With photolithography, patterns are limited to a minimum size of 60 nm, according to Dr. Teodor Veres, research scientist at the NRC-IMI. Microchips are nearing this limit, and chip-makers, like Intel Corp., will have to devise other methods to produce faster microprocessors.

In fact, it was this limitation that Princeton’s Chou was trying to overcome when he developed NIL.

Polymers used in hot-embossing NIL have to flow at temperatures between 18C and 350C, Cameron said.

“Hot embossing is limited to thermoplastic or thermocurable polymers because the viscosity of the polymer has to be quite low, above the glass transition temperature (Tg),” he explained. “With any amorphous polymer, below Tg it gets glassy.”

Amorphous polymers aren’t particularly required for this NIL technique, but they’re easier to work with than crystalline thermoplastics because crystalline plastics have sharper melting points and don’t exist long in the putty-like state needed for hot- embossing NIL.

For nanostructures, the NRC-IMI is using polycyclic olefins, polymethyl methacrylate (PMMA), polystyrene (PS) and polycarbonate (PC), Cameron said.

For nanostructures and thin films, the NRC-IMI uses PMMA, PS and commercially proprietary polymers, he added.

One particular application the NRC-IMI has been developing is disposable devices for diagnosing certain illnesses.

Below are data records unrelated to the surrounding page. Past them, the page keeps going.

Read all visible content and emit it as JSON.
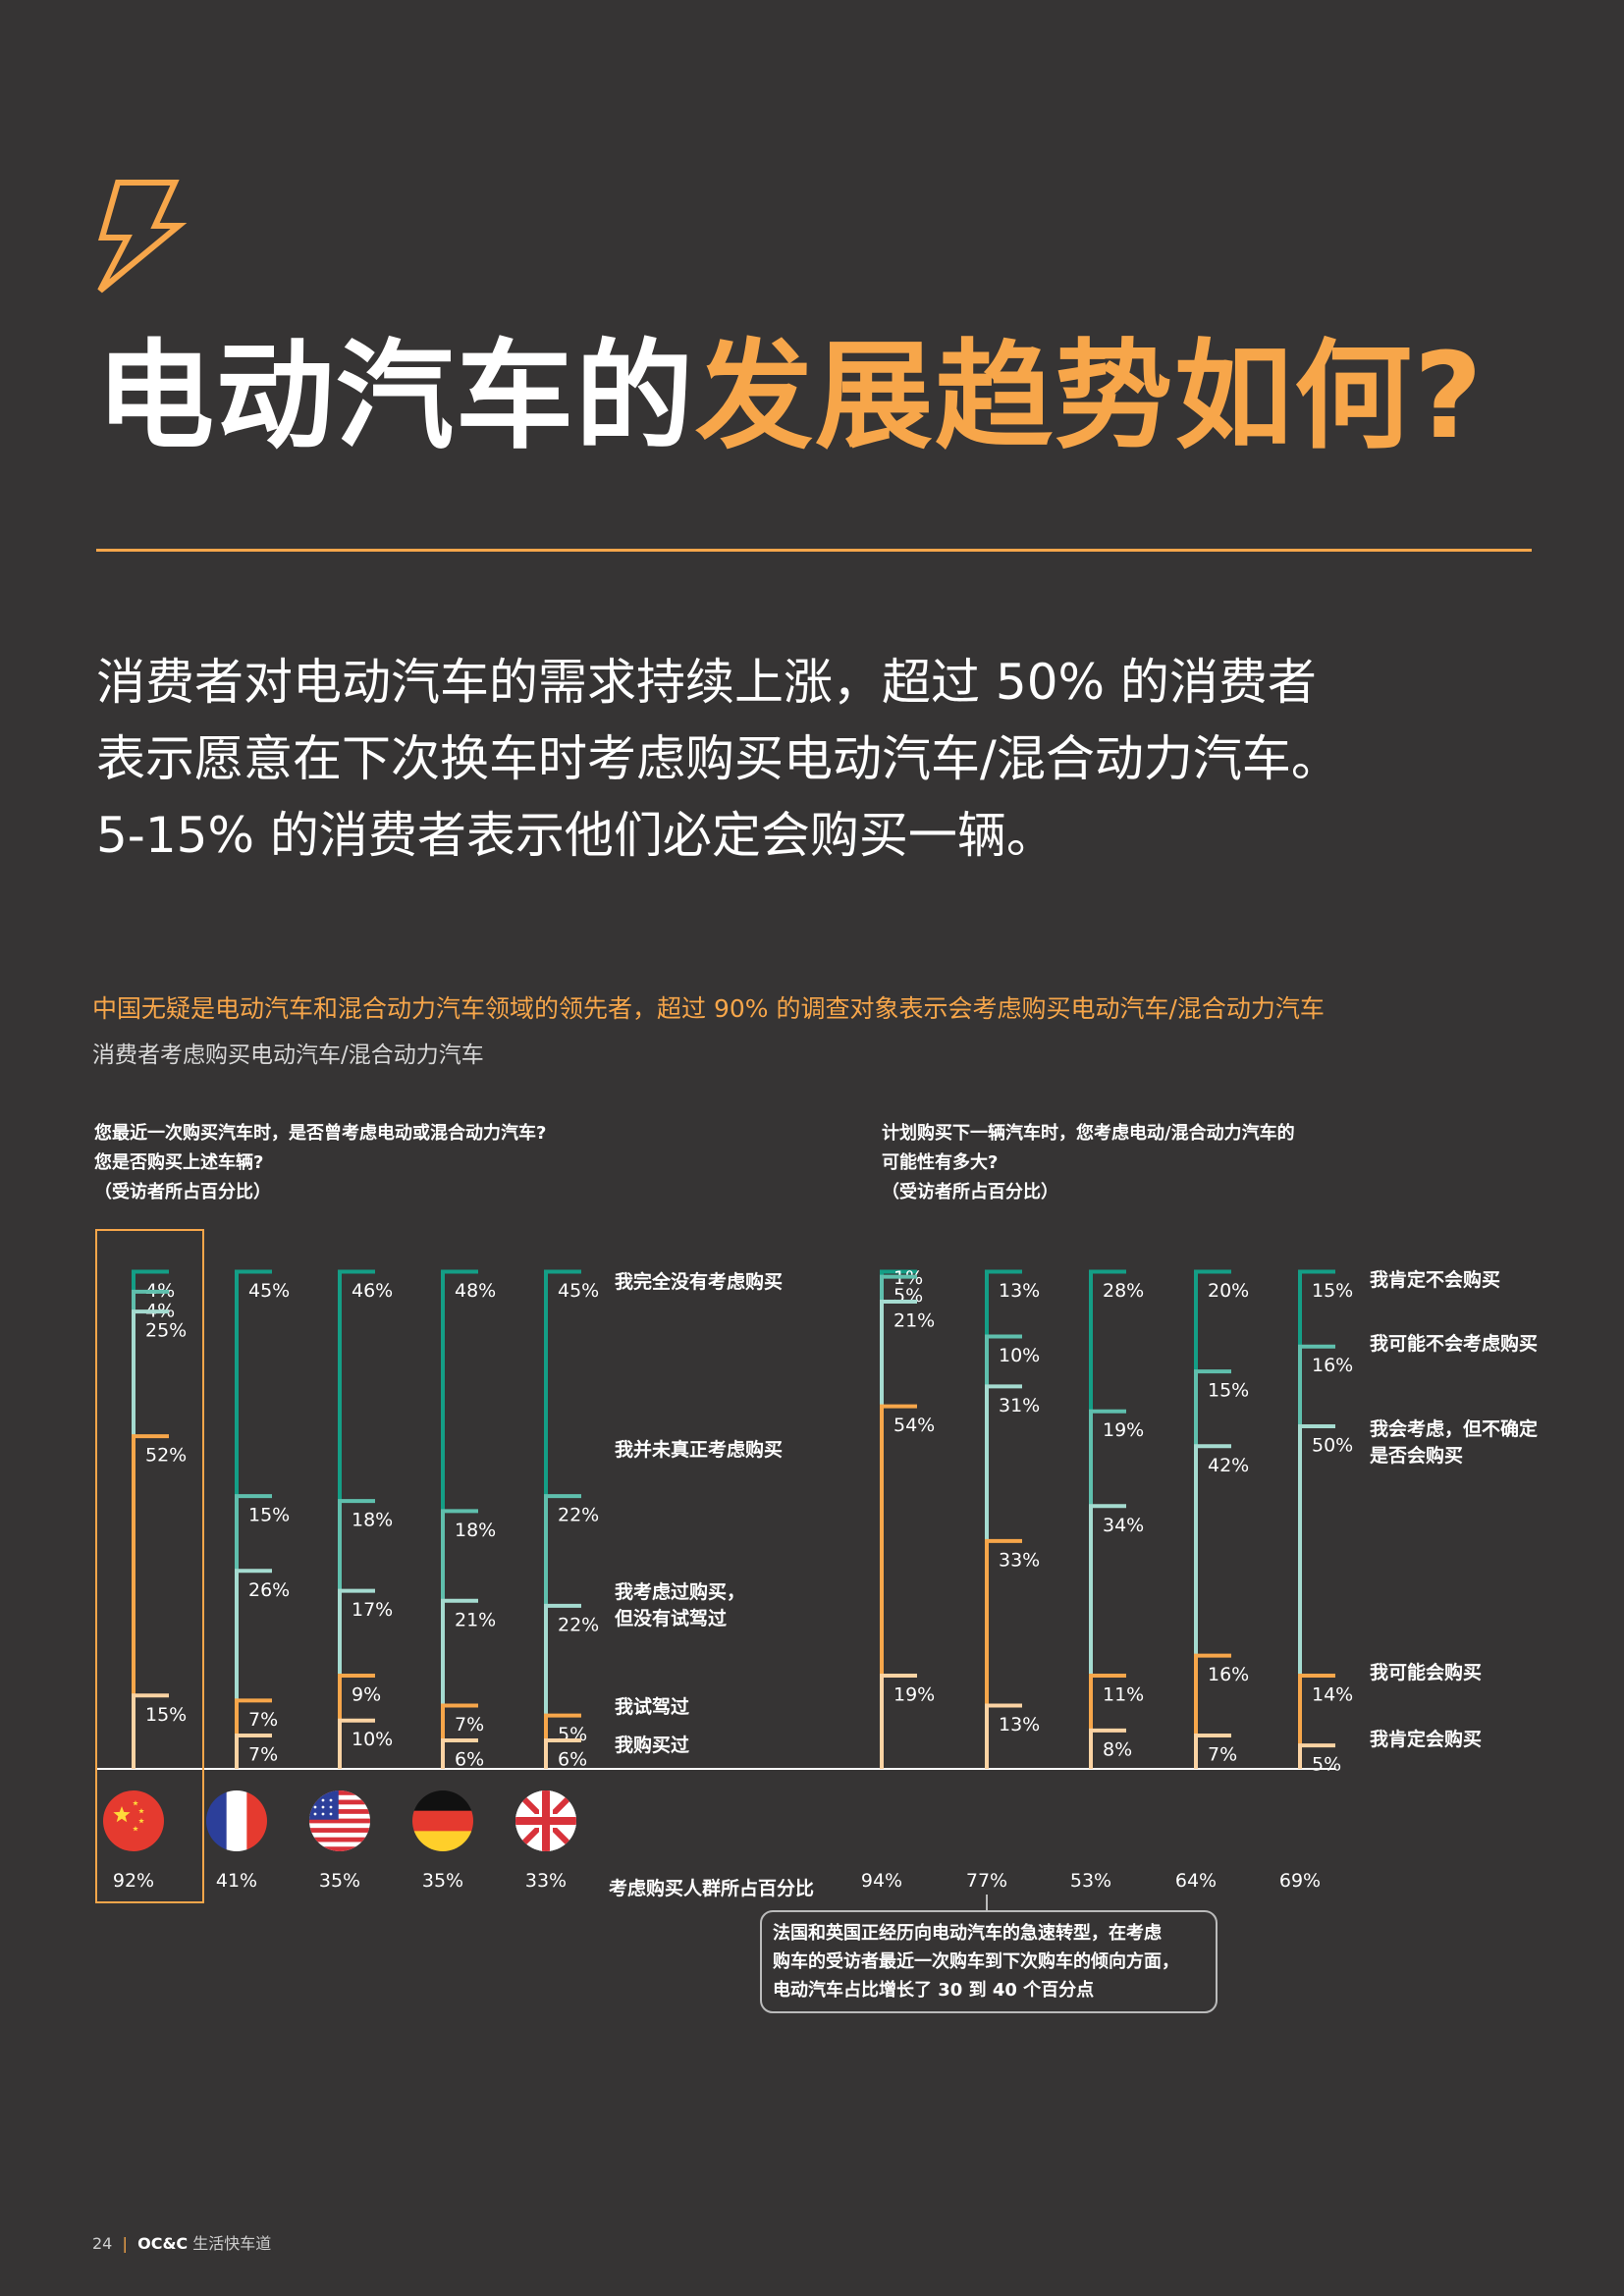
{
  "title": {
    "part1": "电动汽车的",
    "part2": "发展趋势如何?"
  },
  "intro": [
    "消费者对电动汽车的需求持续上涨，超过 50% 的消费者",
    "表示愿意在下次换车时考虑购买电动汽车/混合动力汽车。",
    "5-15% 的消费者表示他们必定会购买一辆。"
  ],
  "chart_heading": "中国无疑是电动汽车和混合动力汽车领域的领先者，超过 90% 的调查对象表示会考虑购买电动汽车/混合动力汽车",
  "chart_subheading": "消费者考虑购买电动汽车/混合动力汽车",
  "colors": {
    "background": "#363434",
    "accent": "#f7a64a"
  },
  "chart_data": [
    {
      "type": "bar",
      "subtype": "stacked-100",
      "question": [
        "您最近一次购买汽车时，是否曾考虑电动或混合动力汽车?",
        "您是否购买上述车辆?",
        "（受访者所占百分比）"
      ],
      "categories": [
        "中国",
        "法国",
        "美国",
        "德国",
        "英国"
      ],
      "flags": [
        "china-flag-icon",
        "france-flag-icon",
        "usa-flag-icon",
        "germany-flag-icon",
        "uk-flag-icon"
      ],
      "segment_labels": [
        "我完全没有考虑购买",
        "我并未真正考虑购买",
        "我考虑过购买，但没有试驾过",
        "我试驾过",
        "我购买过"
      ],
      "segment_colors": [
        "#149e86",
        "#5fbfad",
        "#a5dbd0",
        "#f7a64a",
        "#fbd3a3"
      ],
      "values": [
        [
          4,
          4,
          25,
          52,
          15
        ],
        [
          45,
          15,
          26,
          7,
          7
        ],
        [
          46,
          18,
          17,
          9,
          10
        ],
        [
          48,
          18,
          21,
          7,
          6
        ],
        [
          45,
          22,
          22,
          5,
          6
        ]
      ],
      "totals": [
        "92%",
        "41%",
        "35%",
        "35%",
        "33%"
      ],
      "totals_label": "考虑购买人群所占百分比"
    },
    {
      "type": "bar",
      "subtype": "stacked-100",
      "question": [
        "计划购买下一辆汽车时，您考虑电动/混合动力汽车的",
        "可能性有多大?",
        "（受访者所占百分比）"
      ],
      "categories": [
        "中国",
        "法国",
        "美国",
        "德国",
        "英国"
      ],
      "flags": [
        "china-flag-icon",
        "france-flag-icon",
        "usa-flag-icon",
        "germany-flag-icon",
        "uk-flag-icon"
      ],
      "segment_labels": [
        "我肯定不会购买",
        "我可能不会考虑购买",
        "我会考虑，但不确定是否会购买",
        "我可能会购买",
        "我肯定会购买"
      ],
      "segment_colors": [
        "#149e86",
        "#5fbfad",
        "#a5dbd0",
        "#f7a64a",
        "#fbd3a3"
      ],
      "values": [
        [
          1,
          5,
          21,
          54,
          19
        ],
        [
          13,
          10,
          31,
          33,
          13
        ],
        [
          28,
          19,
          34,
          11,
          8
        ],
        [
          20,
          15,
          42,
          16,
          7
        ],
        [
          15,
          16,
          50,
          14,
          5
        ]
      ],
      "totals": [
        "94%",
        "77%",
        "53%",
        "64%",
        "69%"
      ],
      "callout": [
        "法国和英国正经历向电动汽车的急速转型，在考虑",
        "购车的受访者最近一次购车到下次购车的倾向方面，",
        "电动汽车占比增长了 30 到 40 个百分点"
      ]
    }
  ],
  "footer": {
    "page": "24",
    "brand": "OC&C",
    "tagline": "生活快车道"
  }
}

In the third world, detecting and determining the causes of fevers is difficult because doctors usually don’t have access to labs to have blood cultures examined, Cameron explained.

In this application, hot-embossing NIL would be used to create detection chambers on a piece of thermoplastic. The detection chambers would be filled with chemicals capable of detecting pathogens. For example, doctors could simply press the diagnostic strip of plastic onto a patient’s tongue, and based upon the chemical reaction i.e., a colour change, a doctor could determine what illness the patient is suffering from.

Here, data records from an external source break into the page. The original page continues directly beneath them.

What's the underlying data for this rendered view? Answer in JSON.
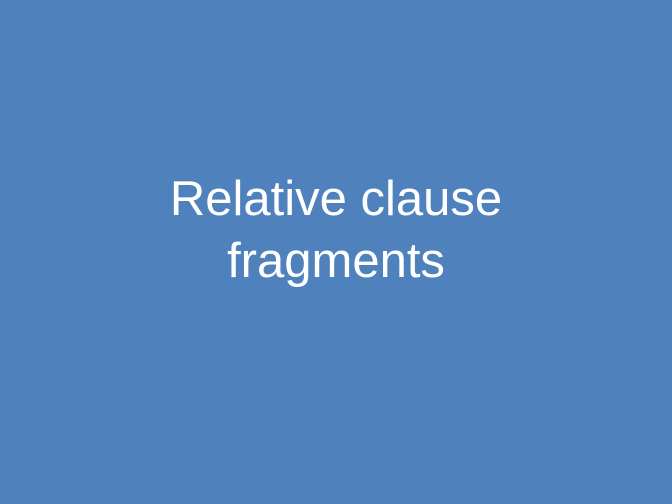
{
  "slide": {
    "title_lines": [
      "Relative clause",
      "fragments"
    ],
    "colors": {
      "background": "#4F81BD",
      "text": "#FFFFFF"
    }
  }
}
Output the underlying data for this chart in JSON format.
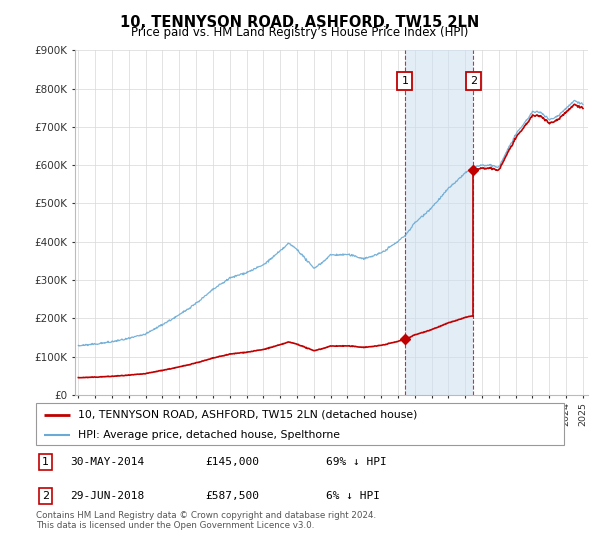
{
  "title": "10, TENNYSON ROAD, ASHFORD, TW15 2LN",
  "subtitle": "Price paid vs. HM Land Registry’s House Price Index (HPI)",
  "ylim": [
    0,
    900000
  ],
  "xlim_start": 1994.8,
  "xlim_end": 2025.3,
  "sale1_date": 2014.41,
  "sale1_price": 145000,
  "sale1_label": "1",
  "sale2_date": 2018.49,
  "sale2_price": 587500,
  "sale2_label": "2",
  "legend_line1": "10, TENNYSON ROAD, ASHFORD, TW15 2LN (detached house)",
  "legend_line2": "HPI: Average price, detached house, Spelthorne",
  "footnote": "Contains HM Land Registry data © Crown copyright and database right 2024.\nThis data is licensed under the Open Government Licence v3.0.",
  "hpi_color": "#6AAAD4",
  "property_color": "#C00000",
  "shade_color": "#CCDFF0",
  "yticks": [
    0,
    100000,
    200000,
    300000,
    400000,
    500000,
    600000,
    700000,
    800000,
    900000
  ],
  "ytick_labels": [
    "£0",
    "£100K",
    "£200K",
    "£300K",
    "£400K",
    "£500K",
    "£600K",
    "£700K",
    "£800K",
    "£900K"
  ]
}
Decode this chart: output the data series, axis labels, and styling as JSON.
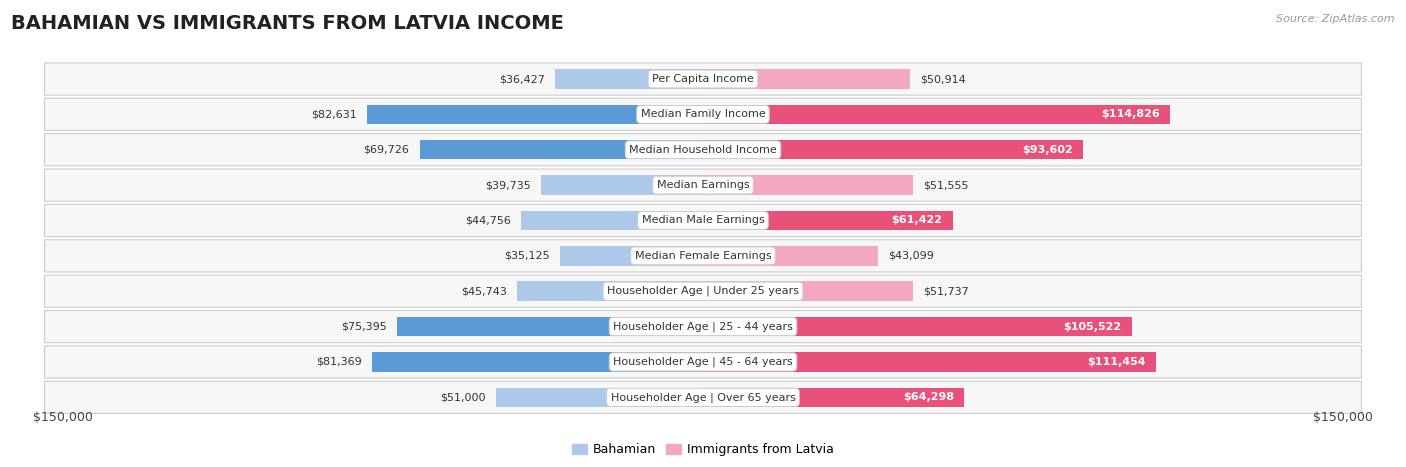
{
  "title": "BAHAMIAN VS IMMIGRANTS FROM LATVIA INCOME",
  "source": "Source: ZipAtlas.com",
  "categories": [
    "Per Capita Income",
    "Median Family Income",
    "Median Household Income",
    "Median Earnings",
    "Median Male Earnings",
    "Median Female Earnings",
    "Householder Age | Under 25 years",
    "Householder Age | 25 - 44 years",
    "Householder Age | 45 - 64 years",
    "Householder Age | Over 65 years"
  ],
  "bahamian_values": [
    36427,
    82631,
    69726,
    39735,
    44756,
    35125,
    45743,
    75395,
    81369,
    51000
  ],
  "latvia_values": [
    50914,
    114826,
    93602,
    51555,
    61422,
    43099,
    51737,
    105522,
    111454,
    64298
  ],
  "max_value": 150000,
  "bahamian_color_light": "#adc8e8",
  "bahamian_color_dark": "#5b9bd5",
  "latvia_color_light": "#f4a8c0",
  "latvia_color_dark": "#e8517a",
  "row_bg_color": "#f0f0f0",
  "row_border_color": "#d0d0d0",
  "legend_bahamian": "Bahamian",
  "legend_latvia": "Immigrants from Latvia",
  "x_label_left": "$150,000",
  "x_label_right": "$150,000",
  "dark_threshold": 60000,
  "white_label_threshold": 60000,
  "title_fontsize": 14,
  "label_fontsize": 8,
  "value_fontsize": 8
}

And because of poverty in the third world, it has to be done cheaply.

“NanoImprint technology gets bandied about for this technology because once you’ve made the stamp you can use it over and over again, and it can be replicated,” Cameron said.

Later this year, Canadian companies will have a new resource to help them develop using NIL.

Back in June, the Canadian NanoBusiness Alliance (CNBA) and the National Research Council plugged a total of $4.55 million into developing a NIL prototyping facility in Canada, which will be located at the NR-IMI’s complex in Boucherville.

When the facility opens later this year, companies will be able to take advantage of the technology to develop their own applications with NIL (for a fee), and to take advantage of the facility’s short-run processing capabilities.

Further details will be announced later this year.